Echter | Studien zur Theologie und Praxis der Seelsorge


Was ist „Christliche Hospiz und Palliativkultur“? Die Frage besitzt Bedeutung über den Binnenraum von Theologie und Kirche hinaus: Von einer reflektierten Identität christlicher Akteure profitieren letztlich alle Beteiligten in Hospiz und Palliative Care.
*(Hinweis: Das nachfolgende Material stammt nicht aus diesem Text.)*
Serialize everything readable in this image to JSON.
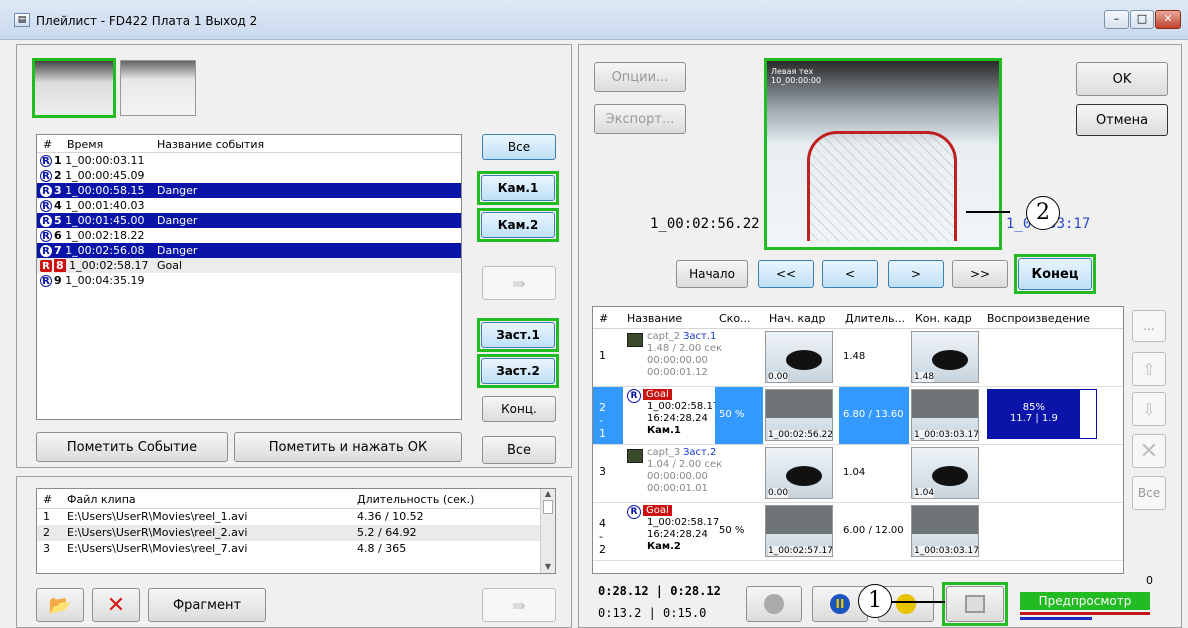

Es gilt, eine anschlussfähige Theologie christlicher Praxis in Hospiz und Palliative Care zu formulieren.

Aus vier Blickwinkeln ergibt sich ein reichhaltiges Gesamtbild: Biographische Skizzen bedeutender Protagonisten heben die christlichen Wurzeln der neuzeitlichen Hospizbewegung neu ans Licht. Der Blick auf 'weltanschaulich neutrale' Positionen beschreibt allgemein anerkannte Prinzipien palliativer Praxis. Die Auswertung kirchlicher Dokumente ergibt ein differenziertes Bild systematischer Positionen und theologischer Erkenntnisprozesse. Die Analyse von Mitarbeiterinterviews wirft Schlaglichter auf Herausforderungen der Praxis. Am Ende entsteht eine ideale „Leitvision“ christlicher Hospiz und Palliativkultur in Form von differenzierten Qualitätskriterien.